SEBASTOPOL, Calif. (KTVU) - A North Bay college student who set off on a hike in the Pacific Northwest hasn't been seen for a week, and the search is intensifying.
21-year-old Riley Zickel attends Lewis and Clark College. Last Wednesday he headed into the Mount Jefferson Wilderness Area southeast of Portland and was supposed to return Thursday. When he failed to show up for plans he'd made on Saturday, his parents became alarmed.
"He doesn't know this area, but he's a very experienced backpacker," father Robin Zickel told reporters at the search site on Tuesday.
"He spends all his money at REI, so he has good gear, he's a sensible kid, and besides music, this is his favorite thing to do," explained Zickel.
The effort involves dozens of searchers, on foot, and horseback, and by air, scouring the vast back country.
In Sebastopol, where Riley grew up, friends are worried.
"The music community around here is pretty tight," Bill DeCarli, General Manager of Hopmonk Tavern, told KTVU. DeCarli has played music with Robin Zickel for years, and watched Riley grow up.
"I remember Riley coming in, sitting behind his dad's drums, just a little boy," he smiled, " so it does hit you pretty deep, because there's that history."
Riley is an accomplished bass player, and graduated from Analy High School in 2013, a standout in the student orchestra.
"He's always been adventurous, always loved backpacking," remembered classmate Rachael Erickson," who has known Riley since freshman year.
"He was always a sweetheart. In band he was enthusiastic about anything he played and good in all his classes" Erickson recalled.
"He was a really responsible kid, so it's crazy to think out of everyone, he'd be missing."
Tuesday evening, the Marion County Sheriff's Department reported the search ending for the day with no new clues.
"We have no intention of stopping at this point, " Lt. Chris Baldridge told KTVU by phone. "I'm not ready to go there yet. We're still optimistic and we're hoping we find him soon," observed Baldridge.
The search is shifting north toward an area known as Park Butte. Search and rescue volunteers are also stationed along the Pacific Coast Trail, in case other hikers have spotted Riley along their way.
"We are literally intercepting hikers as they come off that trail at almost every point possible and talking with them so the word is out," said Baldridge.
Riley had packed enough food for four days, but hikers often leave food along the popular trial, which could extend his supplies.
"My thought is that he really is just lost, can't find his way in the trees," friend Jim Corbett told KTVU.
Corbett, a musician who has known the family for 40 years, says many in the community are hanging on for news from Portland.

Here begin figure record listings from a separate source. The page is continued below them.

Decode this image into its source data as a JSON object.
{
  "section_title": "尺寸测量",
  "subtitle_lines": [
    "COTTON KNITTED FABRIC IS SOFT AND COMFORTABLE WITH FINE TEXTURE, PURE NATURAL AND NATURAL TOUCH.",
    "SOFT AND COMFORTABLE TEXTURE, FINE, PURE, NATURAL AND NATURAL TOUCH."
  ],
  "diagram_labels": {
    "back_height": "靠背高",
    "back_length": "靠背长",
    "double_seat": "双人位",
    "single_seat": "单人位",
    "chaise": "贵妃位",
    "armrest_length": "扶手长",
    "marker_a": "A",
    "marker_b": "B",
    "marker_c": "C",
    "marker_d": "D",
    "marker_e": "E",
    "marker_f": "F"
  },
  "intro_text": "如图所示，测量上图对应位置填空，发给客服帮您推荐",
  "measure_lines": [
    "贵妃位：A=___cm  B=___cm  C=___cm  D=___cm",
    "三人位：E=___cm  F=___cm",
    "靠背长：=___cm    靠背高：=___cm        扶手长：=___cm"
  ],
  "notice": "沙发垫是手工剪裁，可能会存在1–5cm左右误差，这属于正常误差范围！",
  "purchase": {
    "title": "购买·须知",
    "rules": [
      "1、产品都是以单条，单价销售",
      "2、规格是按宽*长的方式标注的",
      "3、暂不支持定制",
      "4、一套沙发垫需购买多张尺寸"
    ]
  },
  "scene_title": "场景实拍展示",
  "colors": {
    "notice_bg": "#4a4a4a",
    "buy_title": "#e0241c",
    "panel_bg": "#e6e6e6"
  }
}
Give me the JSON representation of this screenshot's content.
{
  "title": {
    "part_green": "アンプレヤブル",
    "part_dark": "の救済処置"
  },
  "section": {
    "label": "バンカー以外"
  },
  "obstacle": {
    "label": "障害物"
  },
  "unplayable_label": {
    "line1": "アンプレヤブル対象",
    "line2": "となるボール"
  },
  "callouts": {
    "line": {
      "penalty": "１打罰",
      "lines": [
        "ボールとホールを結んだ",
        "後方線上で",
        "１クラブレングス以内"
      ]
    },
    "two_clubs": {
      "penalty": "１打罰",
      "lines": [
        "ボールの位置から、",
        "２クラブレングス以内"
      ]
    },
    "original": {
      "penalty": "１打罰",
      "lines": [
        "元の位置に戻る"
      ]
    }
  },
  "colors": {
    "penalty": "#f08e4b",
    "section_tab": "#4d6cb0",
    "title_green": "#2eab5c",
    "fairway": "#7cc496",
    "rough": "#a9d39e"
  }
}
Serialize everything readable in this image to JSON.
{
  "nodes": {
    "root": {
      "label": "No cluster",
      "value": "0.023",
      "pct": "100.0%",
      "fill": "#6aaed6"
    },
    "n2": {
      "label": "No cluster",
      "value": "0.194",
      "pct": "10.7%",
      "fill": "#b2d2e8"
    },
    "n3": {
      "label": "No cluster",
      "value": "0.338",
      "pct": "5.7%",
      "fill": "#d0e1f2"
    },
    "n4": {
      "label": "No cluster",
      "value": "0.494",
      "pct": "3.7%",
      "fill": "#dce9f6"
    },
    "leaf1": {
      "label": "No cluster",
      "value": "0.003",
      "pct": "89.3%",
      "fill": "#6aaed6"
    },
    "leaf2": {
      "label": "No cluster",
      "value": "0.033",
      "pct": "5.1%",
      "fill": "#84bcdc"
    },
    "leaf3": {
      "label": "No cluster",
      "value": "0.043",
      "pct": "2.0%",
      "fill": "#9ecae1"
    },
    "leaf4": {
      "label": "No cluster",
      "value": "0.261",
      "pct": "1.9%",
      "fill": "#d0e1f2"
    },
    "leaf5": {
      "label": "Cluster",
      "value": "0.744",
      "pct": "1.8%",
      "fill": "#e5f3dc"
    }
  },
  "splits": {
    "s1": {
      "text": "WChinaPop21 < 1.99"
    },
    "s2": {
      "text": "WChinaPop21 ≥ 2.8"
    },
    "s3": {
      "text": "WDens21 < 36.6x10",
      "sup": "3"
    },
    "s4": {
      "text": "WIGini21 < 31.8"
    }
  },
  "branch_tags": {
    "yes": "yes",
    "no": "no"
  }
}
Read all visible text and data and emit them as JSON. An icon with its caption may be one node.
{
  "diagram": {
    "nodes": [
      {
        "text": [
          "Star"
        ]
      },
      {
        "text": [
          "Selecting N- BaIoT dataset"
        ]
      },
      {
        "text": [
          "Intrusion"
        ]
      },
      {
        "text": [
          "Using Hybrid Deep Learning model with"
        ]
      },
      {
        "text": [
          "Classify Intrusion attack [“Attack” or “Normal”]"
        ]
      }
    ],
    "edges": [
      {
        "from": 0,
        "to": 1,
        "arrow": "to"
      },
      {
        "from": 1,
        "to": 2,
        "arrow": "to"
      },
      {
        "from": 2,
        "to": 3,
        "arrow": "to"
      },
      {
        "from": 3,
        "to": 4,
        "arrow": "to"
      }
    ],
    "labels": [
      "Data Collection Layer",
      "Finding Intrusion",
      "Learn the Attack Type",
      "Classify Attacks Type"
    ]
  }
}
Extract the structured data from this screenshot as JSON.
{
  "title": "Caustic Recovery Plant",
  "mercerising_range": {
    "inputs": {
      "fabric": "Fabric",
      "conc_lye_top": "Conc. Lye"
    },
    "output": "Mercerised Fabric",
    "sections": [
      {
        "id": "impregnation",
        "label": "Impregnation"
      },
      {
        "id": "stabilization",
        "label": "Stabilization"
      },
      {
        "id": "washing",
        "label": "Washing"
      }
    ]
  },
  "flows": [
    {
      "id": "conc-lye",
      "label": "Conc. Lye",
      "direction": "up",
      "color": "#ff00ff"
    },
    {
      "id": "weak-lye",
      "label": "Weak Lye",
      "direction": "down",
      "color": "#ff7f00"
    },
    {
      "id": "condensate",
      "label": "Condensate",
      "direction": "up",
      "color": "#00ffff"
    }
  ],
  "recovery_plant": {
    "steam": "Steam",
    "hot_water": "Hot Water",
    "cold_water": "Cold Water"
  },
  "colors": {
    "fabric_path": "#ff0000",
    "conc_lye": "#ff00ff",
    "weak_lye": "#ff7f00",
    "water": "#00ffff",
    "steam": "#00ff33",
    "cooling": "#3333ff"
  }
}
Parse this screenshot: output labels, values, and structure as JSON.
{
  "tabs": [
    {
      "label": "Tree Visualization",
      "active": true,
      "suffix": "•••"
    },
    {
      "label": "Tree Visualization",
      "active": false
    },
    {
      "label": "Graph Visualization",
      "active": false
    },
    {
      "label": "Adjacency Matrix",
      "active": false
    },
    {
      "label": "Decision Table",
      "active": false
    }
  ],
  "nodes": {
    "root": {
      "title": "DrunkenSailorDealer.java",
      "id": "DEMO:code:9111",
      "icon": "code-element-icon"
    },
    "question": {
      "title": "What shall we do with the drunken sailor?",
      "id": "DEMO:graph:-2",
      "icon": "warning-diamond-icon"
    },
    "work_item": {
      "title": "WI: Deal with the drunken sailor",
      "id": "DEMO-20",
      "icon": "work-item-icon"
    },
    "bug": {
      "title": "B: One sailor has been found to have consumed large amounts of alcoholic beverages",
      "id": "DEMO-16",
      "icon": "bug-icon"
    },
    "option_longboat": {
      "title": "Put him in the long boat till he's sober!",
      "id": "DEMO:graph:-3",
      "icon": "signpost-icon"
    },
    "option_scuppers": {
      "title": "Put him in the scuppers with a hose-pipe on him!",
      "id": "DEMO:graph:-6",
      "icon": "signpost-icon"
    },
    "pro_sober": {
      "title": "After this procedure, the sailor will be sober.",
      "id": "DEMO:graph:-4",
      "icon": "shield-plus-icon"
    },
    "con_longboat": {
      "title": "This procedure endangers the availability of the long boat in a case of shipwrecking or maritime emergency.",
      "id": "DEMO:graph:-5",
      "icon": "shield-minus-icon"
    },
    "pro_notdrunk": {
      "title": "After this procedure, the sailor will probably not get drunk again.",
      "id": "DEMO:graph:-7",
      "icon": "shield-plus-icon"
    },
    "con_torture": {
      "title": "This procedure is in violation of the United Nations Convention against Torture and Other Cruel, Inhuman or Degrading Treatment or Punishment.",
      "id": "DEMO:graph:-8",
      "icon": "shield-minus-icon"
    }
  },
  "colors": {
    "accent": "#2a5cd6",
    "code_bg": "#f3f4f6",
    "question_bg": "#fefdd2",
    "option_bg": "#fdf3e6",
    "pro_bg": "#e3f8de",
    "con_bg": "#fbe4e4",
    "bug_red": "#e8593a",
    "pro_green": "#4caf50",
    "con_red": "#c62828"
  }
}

"If he's not hurt, he's gonna be walking out of there, hopefully sooner than later," mused Corbett, " and we're all praying, for the big whoop-de-doo when he does show up and they find him."
A photo snapped by another hiker a few days ago, shows a slim man next to a tent, which may be Riley, but the Sheriff's Department says it's too blurry to be certain.
If Riley Zickel does emerge from his hike, unaware of the fuss, the Sheriff's Department says that would be just fine.
"It would be the best news we could get," declared Lt. Baldridge, "that he comes walking out to his car and says 'Hey guys, what's wrong'"?